Harnoncourt: inaceptable
No estoy de acuerdo. Me refiero a la retirada de Nikolaus Harnoncourt. Y entiendo sus motivos, su edad (86 años), los achaques a los que alude en su comunicado manuscrito, pero exijo al maestro berlinés una rectificación, apelando a la orfandad que implica esta sorpresa.
Harnoncourt no debe hacernos esto, pero entiendo que no podemos reprocharle una falta de generosidad. Ni cuando se empleó 17 años como violonchelista anónimo en la Sinfónica de Viena, ni cuando fue el pionero del gueto barroco -y del renacimiento- ni cuando se concedió la astracanada de un “Porgy and Bess” que le extrañó hasta a sí mismo.

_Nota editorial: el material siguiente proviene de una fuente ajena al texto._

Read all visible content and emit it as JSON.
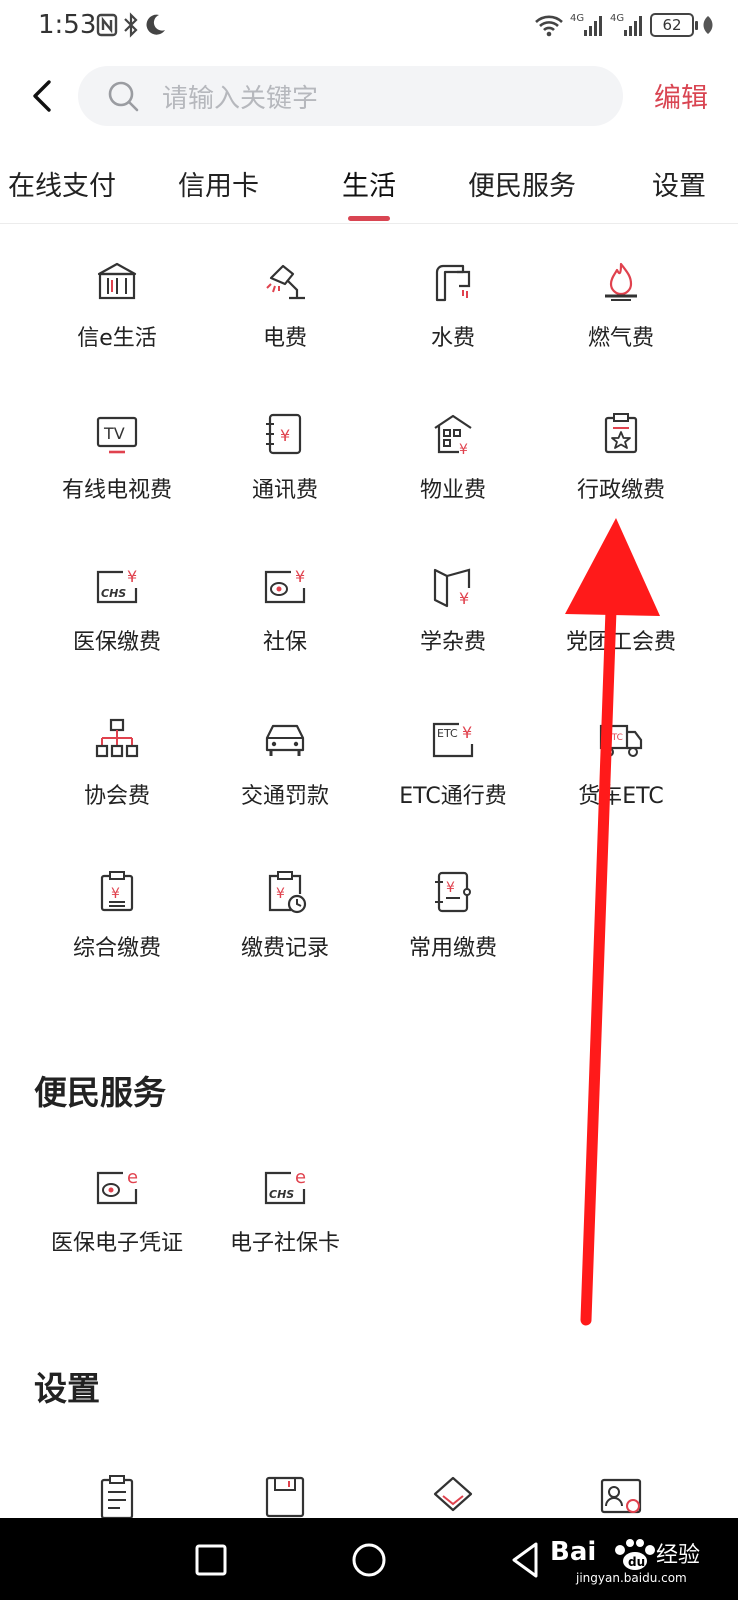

Creo que Harnoncourt grabó la obra de Gershwin para demostrar o demostrarse que era inútil arrinconarlo. Un músico inmenso, sin limitaciones. Un maestro cuya mayor virtud consistió, probablemente, en la clarividencia con que leía entre líneas.
Me lo contaba Isabel Rey en Salzburgo, unas horas antes de levantarse el telón del King Arthur de Purcell. E insistía en que Harnoncourt sabía escrutar mejor que nadie no ya el oleaje de las partituras sino las corrientes submarinas donde se hallaba el misterio de la interpretación.
No estoy de acuerdo, señor Harnoncourt. De su despedida hablo. Pero no tengo otra solución que manifestar mi agradecimiento. Le debo a usted, por ejemplo, las emociones indescriptibles que supusieron la integral de Beethoven con la Orquesta de Cámara Europea en Salzburgo.
Y recuerdo haberlo entrevistarlo a usted en un gimnasio de la ciudad austriaca. Fue cuando rompió relaciones con Mortier y cuando ensayaba en la clandestinidad el ciclo integral de Schubert. Tan sublime como su relación con Dvorak. Y digo Dvorak para insistir en que usted sobrepasó el territorio que se le había adjudicado.
No voy a decir que su Aida fuera entusiasmante, pero los reproches estilísticos que le hicieron pesan bastante menos que la proeza de comunicar la música como si la manejara entre los dedos y como si el énfasis de sus gestos, de su mirada, de sus brazos abiertos abarcando el mundo, hiciera de la música un arte magnético al que nos adheríamos como los roedores de Hamelin.
Lo descubrieron los espectadores del planeta en el concierto de fin de año de 2001. Y allí nos vimos los melómanos explicando a los familiares resacosos quién era ese personaje pintoresco que sublimaba los valses de Strauss como si los llevara dentro. Y les decíamos que era usted un aristócrata derivado de la familia Habsburgo, un patriarca de la corriente historicista, un evangelista de Bach, un médium de Mozart, un músico de hombres y un director, admitámoslo, que se prodigó poquísimo en España.
Nuestros dineros nos costó perseguirlo en el extranjero –me viene a las entrañas esa Flauta mágica que usted dirigió como si no la hubiéramos escuchado nunca- y fueron bien empleados. Y nuestro presupuesto discográfico, no digamos cuando había que costearse las óperas de Monteverdi y la integral de las cantatas de Bach.
Digo Bach por derechos dinásticos –los suyos- y porque me permito evocar la carátula del primer disco que recuerdo haber visto nunca en casa. La tenía mi padre. Una portada en blanco y negro. Una imagen de usted dirigiendo los Conciertos de Brandeburgo. Por eso no le acepto la retirada. Comprenda usted, maestro, que Bach se nos volvió a morir cuando Leonhardt capituló. Y que Bruckner no puede quedarse sin “organista”. Y que el silencio sólo se lo concedemos al último suspiro de Hamlet.